2. Mucus transport rate as assessed by radioactive tracer clearance

In five studies radioactive tracer clearance was used as an outcome variable (Elkins 2005; Falk 1993; Mortensen 1991; Rossman 1982; van der Schans 1991). In four of these (40 participants), it was found that chest physiotherapy, including coughing, increased radioactive tracer clearance as compared to the control period (Elkins 2005; Falk 1993; Mortensen 1991; Rossman 1982). Elkins found the mean percentage of radioactivity cleared from each region of interest (% C30) was 8.4% greater during postural drainage with percussion and vibrations compared to control (95% CI 2.4 to 14.5; P = 0.017). Elkins also reported greater % C30 with PEP, oscillating PEP and matched cough compared to control but these did not reach significance (Elkins 2005). Falk found approximately 6% clearance during the control measurement and 9% during chest physiotherapy (Falk 1993). In the study by Mortensen, median clearance after 30 minutes during control was 7% and during two different chest physiotherapy sessions was 33% and 34% (Mortensen 1991). Rossman found 32% radioactive tracer clearance during the control measurement and 40% to 46% during the different forms of chest physiotherapy (Rossman 1982). One study (eight participants) reported no significant difference between two different chest physiotherapy sessions of PEP breathing (clearance 10% and 6%), without coughing, compared to a control period (clearance 8%) (van der Schans 1991). Different outcomes between the study by van der Schans and the other studies can be explained by the fact that in the van der Schans study participants were requested not to cough, but coughing was encouraged in the other studies as a part of the treatment (van der Schans 1991).

3. Pulmonary function tests

Pulmonary function measures were used as an outcome in four of the available studies (Braggion 1995; Jarad 2010; Pfleger 1992; van der Schans 1991).

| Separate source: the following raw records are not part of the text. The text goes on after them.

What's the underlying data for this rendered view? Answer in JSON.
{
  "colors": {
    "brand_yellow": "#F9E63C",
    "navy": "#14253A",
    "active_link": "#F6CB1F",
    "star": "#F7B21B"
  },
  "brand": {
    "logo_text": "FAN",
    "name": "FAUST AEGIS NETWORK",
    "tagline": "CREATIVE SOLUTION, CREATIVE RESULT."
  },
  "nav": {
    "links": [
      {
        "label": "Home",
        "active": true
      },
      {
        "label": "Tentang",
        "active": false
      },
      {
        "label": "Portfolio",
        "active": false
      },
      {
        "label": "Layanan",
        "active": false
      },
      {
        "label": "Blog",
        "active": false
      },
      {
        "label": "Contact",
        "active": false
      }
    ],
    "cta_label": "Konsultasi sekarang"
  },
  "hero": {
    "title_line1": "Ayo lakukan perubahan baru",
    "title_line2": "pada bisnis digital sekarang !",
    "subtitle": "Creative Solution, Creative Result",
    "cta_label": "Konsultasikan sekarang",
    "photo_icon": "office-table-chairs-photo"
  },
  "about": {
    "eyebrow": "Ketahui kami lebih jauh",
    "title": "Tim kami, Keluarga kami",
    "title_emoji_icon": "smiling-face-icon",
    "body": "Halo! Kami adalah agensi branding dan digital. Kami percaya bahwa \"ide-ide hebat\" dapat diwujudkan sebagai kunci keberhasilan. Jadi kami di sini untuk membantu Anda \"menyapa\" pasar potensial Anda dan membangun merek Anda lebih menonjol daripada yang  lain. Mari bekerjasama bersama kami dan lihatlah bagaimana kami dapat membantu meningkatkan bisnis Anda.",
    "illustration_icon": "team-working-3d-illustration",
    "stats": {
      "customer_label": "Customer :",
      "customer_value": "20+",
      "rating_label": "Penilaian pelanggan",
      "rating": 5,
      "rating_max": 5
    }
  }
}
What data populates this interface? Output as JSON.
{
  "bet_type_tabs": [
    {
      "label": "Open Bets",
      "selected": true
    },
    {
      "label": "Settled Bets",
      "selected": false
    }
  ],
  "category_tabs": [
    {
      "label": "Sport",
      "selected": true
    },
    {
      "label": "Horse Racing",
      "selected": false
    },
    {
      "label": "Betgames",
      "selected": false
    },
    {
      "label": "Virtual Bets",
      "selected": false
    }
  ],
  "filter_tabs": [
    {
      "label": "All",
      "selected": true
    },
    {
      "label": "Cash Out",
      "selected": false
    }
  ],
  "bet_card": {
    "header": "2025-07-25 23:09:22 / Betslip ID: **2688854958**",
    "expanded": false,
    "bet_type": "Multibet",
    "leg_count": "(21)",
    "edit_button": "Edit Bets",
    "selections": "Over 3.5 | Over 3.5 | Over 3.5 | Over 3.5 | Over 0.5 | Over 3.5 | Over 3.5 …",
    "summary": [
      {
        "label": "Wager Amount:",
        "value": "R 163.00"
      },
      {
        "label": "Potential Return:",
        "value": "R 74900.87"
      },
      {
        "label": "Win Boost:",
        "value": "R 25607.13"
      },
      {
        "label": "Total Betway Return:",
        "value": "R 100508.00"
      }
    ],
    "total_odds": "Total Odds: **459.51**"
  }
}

Braggion reported no significant difference between any of the three treatments or control in FEV₁, FEF_25‐75, or FVC measured 30 minutes post intervention (Braggion 1995). Jarad reported a statistically significant reduction in values for FEV₁ (P = 0.028) and FEF_25‐75 (P = 0.03) following flutter but these were not observed in the placebo group (Jarad 2010). These changes were short‐lived and values had returned to baseline on the second study day (each intervention was repeated on two successive days). No statistically significant changes in FVC were reported in either the flutter or control groups (Jarad 2010). Pfleger measured FEV₁ and FVC at five different time points during each intervention session and reported means and SDs at the end of the first and fifth intervention session where the intervention varied in a random order from session two to five, hence we are unable to enter the data in a meta‐analysis (Pfleger 1992). The study found significant improvement in FEV₁ comparing the first and last time‐point analysis in the PEP (P < 0.01), AD (P < 0.05) and AD‐PEP (P < 0.01) groups but not in the control or AD‐PEP groups. Significant improvement in FVC at the same time‐points was also observed, but only in the PEP (P < 0.05) and PEP‐AD (P < 0.02) groups (Pfleger 1992). In the study by van der Schans, no differences were reported in FEV₁ measures for the treatment or control, although data are not fully reported for this variable (van der Schans 1991).